As a reference, we use GTEx normal breast tissue TPMs. We average across all breast tissue. The single-cell data is centered using this averages, thus the final matrix is a relative expression matrix to GTEx. The relative expression matrix is then smoothed.
The CNV profiles are shown below. The black vertical bars seperate chromosomes. The order of chromosomes is from left to right as 1, 2, 3, .. ,X, Y. I used all the genes that occur in both GTEx and the single-cell data (~10k genes), with a gene block of 150 genes. The dendrogam on the left represents heirarichal clustering of the expression profiles.
source('/Users/aselewa/sc_call_variants/inferCNV.R')
We have complete phylogeny for 4 cells in the mutation matrix, namely, BC03_13, BC03_28, BC03_50, and BC03_58. According to their mutation profiles, 13 is distant from 28,50,and 58, while these 3 cells have 0 distance between them. Does this pattern in the heirarchical clustering of CNV profiles hold? Yes, the trend holds.

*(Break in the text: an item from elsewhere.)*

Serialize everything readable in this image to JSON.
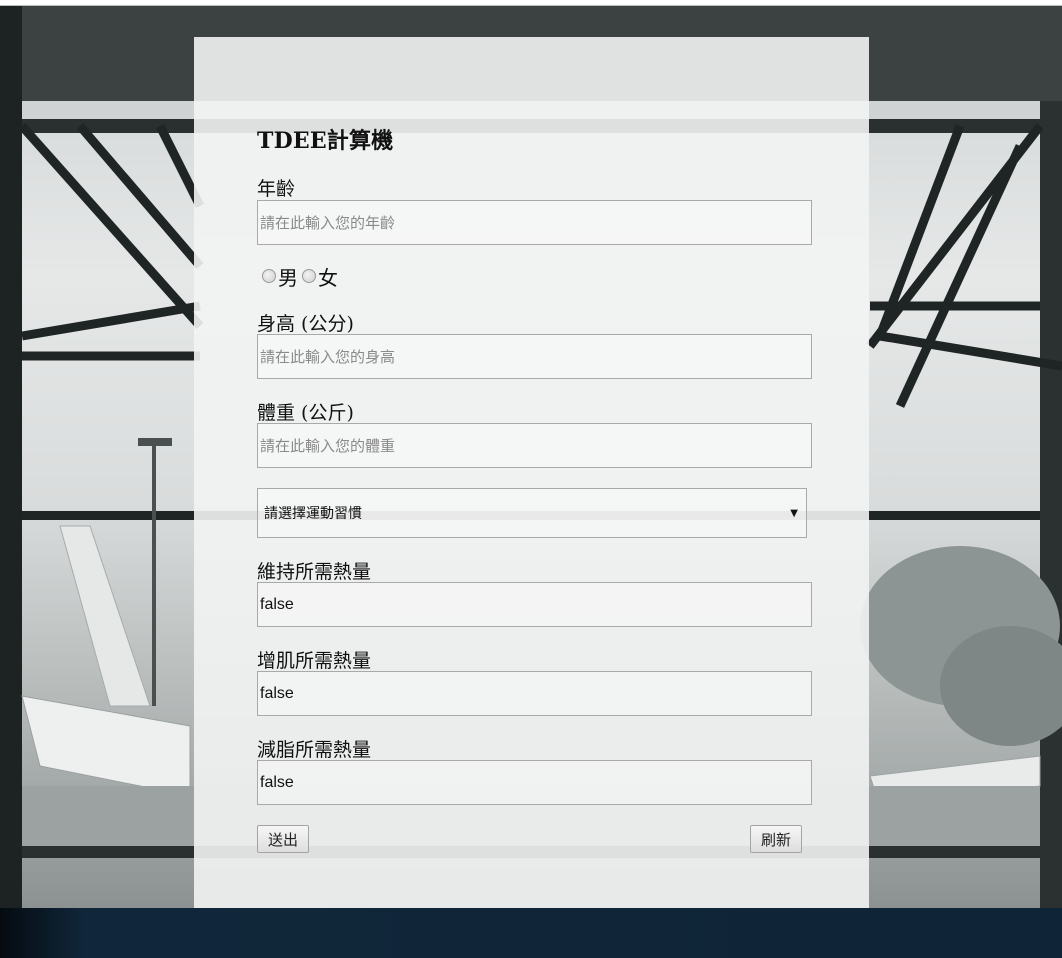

The figure above compares the two trees. The left tree is a little finer due to the nature of the data, but overall the trend holds. Perhaps we can use this CNV data to infer missing data in the original phylogenetic reconstruction problem.
For instance, BC03_57 has the following mutational profile:
subphylo["BC03_57",]
[1] 0 NA 1 1 0
From the CNV profiles, BC03_57 shares a more recent ancestor with BC03_50, BC03_28, and BC058, thus the missing data is likely to be ‘1’, because the CNV tree tells us it is further from BC03_13 than BC03_58/28/50.